Rafael mengangguk, " Aku hanya perlu bekerja lebih ekstra nanti."
"Kak?!!!!" panggil Rafael begitu melihat bayangan manajernya tak sengaja melintas di depannya.
"Ada apa lagi??? Gara-gara kau aku terkena semprot oleh bos kita. Tolong berhati-hatilah lain kali." Manajernya merajuk pada Rafael.
Bibir Liam mencebik membenarkan ucapan dari manajernya. Tapi tak ada orang yang bisa menghentikan seorang Rafael jika ia sudah memiliki keinginan yang kuat.
" Maka dari itu. Aku akan mentraktirmu minum malam ini." Rafael merangkul pundak manajernya dan merayunya agar ia mau diajak minum.
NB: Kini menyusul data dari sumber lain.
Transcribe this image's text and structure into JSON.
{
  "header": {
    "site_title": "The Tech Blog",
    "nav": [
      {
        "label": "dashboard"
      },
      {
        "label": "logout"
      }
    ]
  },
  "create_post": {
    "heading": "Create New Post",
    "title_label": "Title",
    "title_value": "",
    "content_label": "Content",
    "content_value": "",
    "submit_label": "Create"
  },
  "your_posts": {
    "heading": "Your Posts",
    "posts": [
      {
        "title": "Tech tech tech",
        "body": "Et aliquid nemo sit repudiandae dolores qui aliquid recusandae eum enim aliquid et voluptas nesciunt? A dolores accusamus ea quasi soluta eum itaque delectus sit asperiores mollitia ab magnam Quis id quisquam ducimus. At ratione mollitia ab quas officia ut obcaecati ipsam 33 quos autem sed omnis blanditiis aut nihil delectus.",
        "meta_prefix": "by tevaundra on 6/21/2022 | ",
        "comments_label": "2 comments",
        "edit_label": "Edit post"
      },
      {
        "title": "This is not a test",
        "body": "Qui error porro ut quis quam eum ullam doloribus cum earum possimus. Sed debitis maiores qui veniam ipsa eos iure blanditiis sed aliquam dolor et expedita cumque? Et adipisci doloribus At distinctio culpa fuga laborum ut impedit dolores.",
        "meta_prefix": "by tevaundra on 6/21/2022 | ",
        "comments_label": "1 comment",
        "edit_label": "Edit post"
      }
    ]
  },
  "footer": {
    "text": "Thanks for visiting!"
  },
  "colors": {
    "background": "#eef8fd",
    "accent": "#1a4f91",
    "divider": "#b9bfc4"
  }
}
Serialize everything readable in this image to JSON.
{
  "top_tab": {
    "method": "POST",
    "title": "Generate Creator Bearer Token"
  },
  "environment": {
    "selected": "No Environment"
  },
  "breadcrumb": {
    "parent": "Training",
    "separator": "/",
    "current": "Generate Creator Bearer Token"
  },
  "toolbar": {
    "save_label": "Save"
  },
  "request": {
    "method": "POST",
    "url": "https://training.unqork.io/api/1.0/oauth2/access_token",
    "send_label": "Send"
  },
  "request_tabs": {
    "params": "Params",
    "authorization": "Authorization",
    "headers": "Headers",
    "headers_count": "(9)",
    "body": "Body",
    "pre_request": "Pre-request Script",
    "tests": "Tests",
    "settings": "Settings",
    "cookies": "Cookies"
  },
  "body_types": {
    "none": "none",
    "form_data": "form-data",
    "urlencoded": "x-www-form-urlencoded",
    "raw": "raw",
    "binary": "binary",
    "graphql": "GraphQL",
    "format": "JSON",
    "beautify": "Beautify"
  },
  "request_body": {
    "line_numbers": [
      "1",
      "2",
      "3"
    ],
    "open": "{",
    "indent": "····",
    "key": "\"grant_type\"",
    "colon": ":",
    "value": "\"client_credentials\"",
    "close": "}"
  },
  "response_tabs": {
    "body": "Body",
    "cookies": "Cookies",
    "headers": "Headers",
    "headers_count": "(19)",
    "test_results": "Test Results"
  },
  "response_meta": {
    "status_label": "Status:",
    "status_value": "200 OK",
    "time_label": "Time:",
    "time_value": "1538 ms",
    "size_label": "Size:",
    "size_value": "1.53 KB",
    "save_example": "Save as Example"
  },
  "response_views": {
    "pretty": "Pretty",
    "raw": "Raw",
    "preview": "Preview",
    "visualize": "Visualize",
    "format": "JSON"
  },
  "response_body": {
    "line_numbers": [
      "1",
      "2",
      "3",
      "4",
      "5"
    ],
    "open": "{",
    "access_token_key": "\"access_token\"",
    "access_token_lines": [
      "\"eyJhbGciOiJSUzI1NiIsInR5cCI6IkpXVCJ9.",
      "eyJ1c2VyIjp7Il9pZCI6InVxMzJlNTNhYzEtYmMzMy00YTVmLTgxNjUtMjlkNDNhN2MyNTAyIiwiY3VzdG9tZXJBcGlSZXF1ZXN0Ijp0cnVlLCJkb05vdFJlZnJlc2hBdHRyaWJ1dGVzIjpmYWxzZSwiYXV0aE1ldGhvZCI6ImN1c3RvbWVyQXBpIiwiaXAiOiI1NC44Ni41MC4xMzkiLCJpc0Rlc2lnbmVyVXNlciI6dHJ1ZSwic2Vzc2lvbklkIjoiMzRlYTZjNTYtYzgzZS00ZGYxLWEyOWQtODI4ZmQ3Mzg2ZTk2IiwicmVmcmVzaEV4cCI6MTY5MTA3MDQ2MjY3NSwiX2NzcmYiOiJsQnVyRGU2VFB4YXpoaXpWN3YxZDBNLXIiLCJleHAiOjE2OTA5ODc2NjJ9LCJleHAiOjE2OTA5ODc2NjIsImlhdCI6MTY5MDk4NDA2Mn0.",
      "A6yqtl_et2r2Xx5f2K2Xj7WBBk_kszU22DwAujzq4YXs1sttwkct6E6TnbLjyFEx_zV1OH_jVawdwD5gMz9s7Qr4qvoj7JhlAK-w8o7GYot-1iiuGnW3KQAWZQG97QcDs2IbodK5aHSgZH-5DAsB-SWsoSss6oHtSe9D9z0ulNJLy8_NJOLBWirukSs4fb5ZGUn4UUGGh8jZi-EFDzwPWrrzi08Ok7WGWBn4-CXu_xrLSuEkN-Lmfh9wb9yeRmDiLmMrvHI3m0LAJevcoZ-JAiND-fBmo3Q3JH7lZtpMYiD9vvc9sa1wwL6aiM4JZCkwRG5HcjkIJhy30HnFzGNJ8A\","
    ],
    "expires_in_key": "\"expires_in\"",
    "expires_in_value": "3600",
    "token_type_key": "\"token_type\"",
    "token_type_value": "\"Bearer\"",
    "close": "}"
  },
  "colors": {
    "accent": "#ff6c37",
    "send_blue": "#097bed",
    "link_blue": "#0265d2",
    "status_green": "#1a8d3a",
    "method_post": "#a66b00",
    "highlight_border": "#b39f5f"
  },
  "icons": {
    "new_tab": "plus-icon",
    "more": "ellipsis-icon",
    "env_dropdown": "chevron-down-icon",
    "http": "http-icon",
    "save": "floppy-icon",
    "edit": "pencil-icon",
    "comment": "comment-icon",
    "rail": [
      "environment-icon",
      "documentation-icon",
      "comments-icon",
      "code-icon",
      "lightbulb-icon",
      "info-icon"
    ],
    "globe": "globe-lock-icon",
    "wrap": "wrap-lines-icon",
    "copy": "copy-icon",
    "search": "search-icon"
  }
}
Liam hanya pasrah dan ikut di belakang Rafael.
" Kau sedang tidak menginginkan sesuatu dariku kan?" tanya manajernya penuh curiga.
"Tidak. Ini hanya permintaan maafku padamu kok."
"Aku ikut!!!" suara Yuna terdengar nyaring dari belakang.
Ia baru saja selesai latihan menari di ruangan praktek.
"Tak boleh!!" jawab Rafael dan Liam serentak.